I tried to look for an answer, but every question here or the thread on the web talks about using the primary key checking. I don't need this. The DB structure is already set but I can make changes if need to be. This table will be used as an additional table.
Is there another way? In both DB and Perl.
"The script can be run multiple times simultaneously, so I can't just read the data into the hash and check if it already exist."
It sounds like your biggest concern is that one instance of the script may insert a new company name while another script is running. The two scripts may check the DB for the existence of that company name when it doesn't exist, and then they might both insert the data, resulting in a duplicate.
Assuming I'm understanding your problem correctly, you need to look at transactions. You need to be able to check for the data and insert the data before anyone else is allowed to check for that data. That will keep a second instance of the script from checking for data until the 1st instance is done checking AND inserting.
Check out: http://dev.mysql.com/doc/refman/5.1/en/innodb-transaction-model.html
And: http://dev.mysql.com/doc/refman/5.1/en/commit.html
MyISAM doesn't support transactions. InnoDB does. So you need to make sure your table is InnoDB. Start your set of queries with START TRANSACTION.
Alternatively, you could do this, if you have a unique index on company_name (which you should).

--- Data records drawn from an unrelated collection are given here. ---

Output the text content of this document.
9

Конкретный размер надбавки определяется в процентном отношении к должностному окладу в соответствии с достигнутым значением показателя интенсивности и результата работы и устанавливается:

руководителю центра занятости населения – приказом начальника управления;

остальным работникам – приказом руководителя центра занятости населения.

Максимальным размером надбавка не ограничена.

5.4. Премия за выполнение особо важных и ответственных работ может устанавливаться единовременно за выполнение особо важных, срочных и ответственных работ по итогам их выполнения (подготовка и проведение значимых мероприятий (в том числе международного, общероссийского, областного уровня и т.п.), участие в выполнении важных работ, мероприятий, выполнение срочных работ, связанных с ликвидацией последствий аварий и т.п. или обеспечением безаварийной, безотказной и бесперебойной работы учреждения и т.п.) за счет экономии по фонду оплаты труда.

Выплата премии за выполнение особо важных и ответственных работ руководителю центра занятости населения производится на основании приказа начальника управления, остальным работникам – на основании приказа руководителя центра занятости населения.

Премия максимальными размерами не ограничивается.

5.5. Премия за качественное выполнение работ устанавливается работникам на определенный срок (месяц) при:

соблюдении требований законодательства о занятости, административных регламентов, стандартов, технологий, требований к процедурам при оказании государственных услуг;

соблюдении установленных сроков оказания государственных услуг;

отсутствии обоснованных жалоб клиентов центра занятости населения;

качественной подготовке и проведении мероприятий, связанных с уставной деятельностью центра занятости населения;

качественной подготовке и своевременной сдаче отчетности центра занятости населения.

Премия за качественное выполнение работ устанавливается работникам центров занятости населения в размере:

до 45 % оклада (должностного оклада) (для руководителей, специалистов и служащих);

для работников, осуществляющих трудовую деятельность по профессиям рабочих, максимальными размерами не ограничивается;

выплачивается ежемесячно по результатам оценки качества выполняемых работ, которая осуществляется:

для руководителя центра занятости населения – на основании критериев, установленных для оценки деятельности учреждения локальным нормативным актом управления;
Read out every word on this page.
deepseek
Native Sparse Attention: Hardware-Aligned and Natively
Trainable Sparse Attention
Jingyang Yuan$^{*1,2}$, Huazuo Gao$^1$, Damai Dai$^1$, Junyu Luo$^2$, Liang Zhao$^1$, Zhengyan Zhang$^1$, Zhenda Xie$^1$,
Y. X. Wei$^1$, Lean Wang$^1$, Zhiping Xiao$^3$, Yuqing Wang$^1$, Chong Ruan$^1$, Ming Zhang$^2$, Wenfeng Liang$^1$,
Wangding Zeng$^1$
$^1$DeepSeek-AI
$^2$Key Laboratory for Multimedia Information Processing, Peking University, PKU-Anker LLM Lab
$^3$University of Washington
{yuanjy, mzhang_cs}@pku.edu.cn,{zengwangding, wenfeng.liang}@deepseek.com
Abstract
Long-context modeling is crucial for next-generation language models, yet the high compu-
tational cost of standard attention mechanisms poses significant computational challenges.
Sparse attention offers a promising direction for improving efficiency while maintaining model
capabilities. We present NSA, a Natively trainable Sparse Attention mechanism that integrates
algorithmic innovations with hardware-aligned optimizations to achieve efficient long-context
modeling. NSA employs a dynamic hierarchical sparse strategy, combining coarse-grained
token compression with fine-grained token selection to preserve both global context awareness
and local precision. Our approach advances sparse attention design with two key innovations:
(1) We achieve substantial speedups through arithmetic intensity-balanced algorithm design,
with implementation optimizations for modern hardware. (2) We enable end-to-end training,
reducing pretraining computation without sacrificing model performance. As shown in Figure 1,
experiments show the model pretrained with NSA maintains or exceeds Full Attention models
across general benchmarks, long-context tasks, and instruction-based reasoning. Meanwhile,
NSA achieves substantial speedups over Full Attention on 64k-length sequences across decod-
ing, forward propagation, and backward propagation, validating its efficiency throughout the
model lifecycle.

$query_string = "INSERT INTO `companies` (NULL,'$company_name')";
This will result in an error if the company_name already exists. Try a sample run attempting to insert a duplicate company name. In PHP,
$result = mysql_query($query_string);
$result will equal false on error. So,
if(!$result) {
$query2 = "INSERT INTO `other_table` (NULL,`$company_name`)";
$result2 = mysql_query($query2);
}
If you have a unique key on company_name in both tables, then MySQL will not allow you to insert duplicates. Your multiple scripts may spend a lot of time trying to insert duplicates, but they will not succeed.
EDIT: continuing from the above code, and doing your work for you, here is what you would do if the insert was successful.
if(!$result) {
$query2 = "INSERT INTO `other_table` (NULL,`$company_name`)";
$result2 = mysql_query($query2);
} else if($result !== false) { // must use '!==' rather than '!=' because of loose PHP typing
$last_id = mysql_insert_id();
$query2 = "UPDATE `other_table` SET `some_column` = 'some_value' WHERE `id` = '$last_id'";
// OR, maybe you want this query
// $query2a = "INSERT INTO `other_table` (`id`,`foreign_key_id`) VALUES (NULL,'$last_id');
}
I suggest you write a stored procedure(STP), which takes input as company name.
In this STP, first check existing company name. If it exists, return id. Otherwise, insert and return id.
This way, you hit DB only once
For InnoDB use transaction. For MyISAM lock table, do modifications, unlock.